1-2 ay önce büyük bir korsan baskını yapılmıştı. sırf "aşk" kitabı 800.000 adet yakalanmıştı. toplamda zaten 2,1 milyon kadar yakalamıştı korsan kitaplardan. bu önermeyi destekleyen bir örnek oldu sanırım.
elif şafak için iyi yazar değil diyenler kaç tane yazarın kaç kitabını okumuşlardır acaba? birşeyin popüler olması, herkesin elinde olması, her yere ulaşması o yazarı da yazıyı da kötü yapmaz. gidin bir kitap yazın götürün bir yayınevine bakalım yayınlıyorlar mı? Hadi yayınladılar, raflara koymak için hiç çaba sarfediyorlar mı..

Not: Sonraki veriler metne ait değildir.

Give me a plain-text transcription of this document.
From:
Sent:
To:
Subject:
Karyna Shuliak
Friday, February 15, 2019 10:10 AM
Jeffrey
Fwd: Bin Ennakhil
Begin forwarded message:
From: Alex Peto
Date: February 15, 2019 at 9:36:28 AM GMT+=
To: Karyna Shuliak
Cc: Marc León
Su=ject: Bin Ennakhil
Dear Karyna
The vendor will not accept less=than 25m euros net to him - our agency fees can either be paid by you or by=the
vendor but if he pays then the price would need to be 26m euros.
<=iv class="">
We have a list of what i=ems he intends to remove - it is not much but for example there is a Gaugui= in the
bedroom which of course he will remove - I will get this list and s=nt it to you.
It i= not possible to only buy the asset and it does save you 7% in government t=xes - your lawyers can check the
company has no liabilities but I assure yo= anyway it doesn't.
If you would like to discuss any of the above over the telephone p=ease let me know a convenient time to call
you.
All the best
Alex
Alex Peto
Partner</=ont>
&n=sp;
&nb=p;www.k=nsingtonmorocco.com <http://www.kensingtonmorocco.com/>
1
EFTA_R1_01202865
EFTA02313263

iyi birşeyi sadece sizin görmeniz, sizin okumanız, sizin biliyor olmanız kuşkusuz egonuzu ziyadesiyle tatmin edecektir. maalesef elif şafak'ın büyük bir kitlesi oluşmuş, yayınevleri de satma potansiyelinin farkında, dağıtımını ellerinden geldiğince yapıyorlar. sadece sizin bileceğiniz başka iyi yazarlar bulun kendinize ya da popüler olana vurmak üzerinden prim yapmaya çalışmayın. başkasını aşağı çekmeye çalışmak sizi yukarı çıkarmaz.

birşeyleri eleştirebilmek için lütfen biraz daha etraflıca düşünün.
bir ülkede her kesime hitap eden bir kitapta kalite aranması saçmadır. eğer bir kitap çok geniş bir kesim tarafından okunuyor ve beğeniliyorsa, bu kesimin tamamının üstün zekalı olması imkansız olduğu için bir takım zekası düşük olan insanlar tarafından da okunuyor demektir. tamam kadın yazıyor, ne güzel çok kişi de okuyor. en azından hiçbirşey okumamaktansa elif şafak okuyorlar. hiç yoktan iyidir..
(bkz: elif şafak ın ayağa düşmesi)
pazarlamanın çok başarılı olduğunun kanıtıdır.